Menschen haben an der Hand einen Karpaltunnel (am Fuß im Gegensatz dazu einen Tarsaltunnel), der sich auf der Handflächenseite im Unterarm befindet. Er wird einerseits von den Handwurzelknochen und andererseits von Bindegewebe gebildet und beherbergt neben neun Sehnen auch den Nervus medianus, den Mittelarmnerv. Wird der Tunnel zu eng, geht das mit einer Druckschädigung dieses Nervs einher, was zu Schmerzen, Taubheitsgefühl, Sensibilitätsstörungen oder sogar Muskelabbau führen kann.
Was zeichnet für diese Einengung verantwortlich?
Bei Diabetikern zum Beispiel füllen sich Nerven mit Wasser und schwellen an. Schwangere wiederum sind von Wassereinlagerungen betroffen, die zu dieser Einengung führen können. Andere bekommen Probleme nach einem Unfall und nicht wenige Patienten sind spontan damit konfrontiert.

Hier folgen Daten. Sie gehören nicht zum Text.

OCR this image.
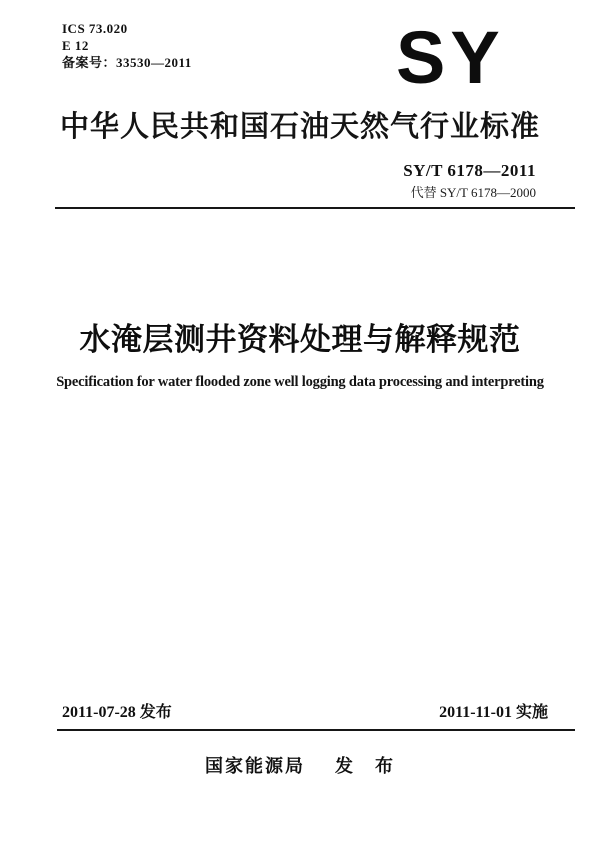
ICS 73.020
E 12
备案号：33530—2011	SY
中华人民共和国石油天然气行业标准
SY/T 6178—2011
代替 SY/T 6178—2000
水淹层测井资料处理与解释规范
Specification for water flooded zone well logging data processing and interpreting
2011-07-28 发布	2011-11-01 实施
国家能源局 发　布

Nicht immer lässt sich erklären, warum ein Nerv plötzlich eingeengt und beleidigt ist. Anatomisch gesehen handelt es sich um eine von mehreren Engstellen, bei denen die kleinste Veränderung zum Riesenproblem werden kann.
Welche Symptome sprechen für die Entstehung eines CTS?
Wenngleich das individuell verschieden ist, deuten Phänomene wie eingeschlafene Finger, Kribbeln, Schmerzen, Ameisenlaufen oder das Bedürfnis, die Hand auszuschütteln, auf ein Karpaltunnelsyndrom hin. Mitunter manifestiert sich eine Störung in der Feinmotorik, die Kraft im Daumen, dem Zeige- und Mittelfinger lässt nach, sie schmerzen oder wachen nicht mehr auf. Das Hoffmann-Tinel-Zeichen gilt als typisches klinisches Zeichen: Wird das Nervenversorgungsgebiet beklopft und es kommt in der Folge zu elektrischen Missempfindungen, ist das ein klares Indiz.
Wie gestaltet sich die Diagnosestellung, wenn Patienten Sie aufsuchen?
Ich führe eine genaue Untersuchung mit klinischen Tests durch und schicke sie außerdem zum Neurologen, der eine Nervenleitgeschwindigkeitsmessung durchführen soll, und zur hochauflösenden Sonografie bzw. zum hochauflösenden Ultraschall. Mit Hilfe dieser Diagnosetechnik lässt sich zweifelsfrei feststellen, ob der Nerv eingeengt und inwieweit er verdickt ist. Ohne diese Befunde würde ich nicht operieren. Es wäre fahrlässig, nicht auch in Betracht zu ziehen, dass die Beschwerden von der Halswirbelsäule verursacht werden. Deshalb ist es unabdingbar, mehrere Befunde einzuholen, bevor man operiert.
Das heißt, Sie lösen dieses Problem chirurgisch?
Ja, mittels offener Operation. Man kann das Band zum einen endoskopisch durchtrennen, wobei man die Hand nicht öffnen muss und der Patient keine Narbe in der Handinnenfläche davonträgt oder offen, indem ich die Hand aufschneide, den Nerv freilege und bei Bedarf Verwachsungen oder einengendes Bindegewebe entferne. Ich persönlich operiere das Karpaltunnelsyndrom ausschließlich offen, um freie Sicht auf den Nerv und somit die Gewissheit zu haben, dass das Band vollständig durchtrennt und der N. medianus komplett freigelegt wurde. Das ermöglicht mir, auch allfällige Begleitpathologien wie etwa eine Entzündung der Beugesehnen behandeln zu können.
Muss das CTS ausschließlich operativ behandelt werden?
Es gibt Patienten, die mittels konservativer Methoden therapiert werden konnten. Bei Schwangeren erledigt sich das CTS mitunter von selbst, sobald das Kind auf der Welt ist. Andere wiederum profitieren von Dehnübungen und anderen physiotherapeutischen Maßnahmen. Manchmal helfen Therapien aus dem Fachbereich physikalische Medizin.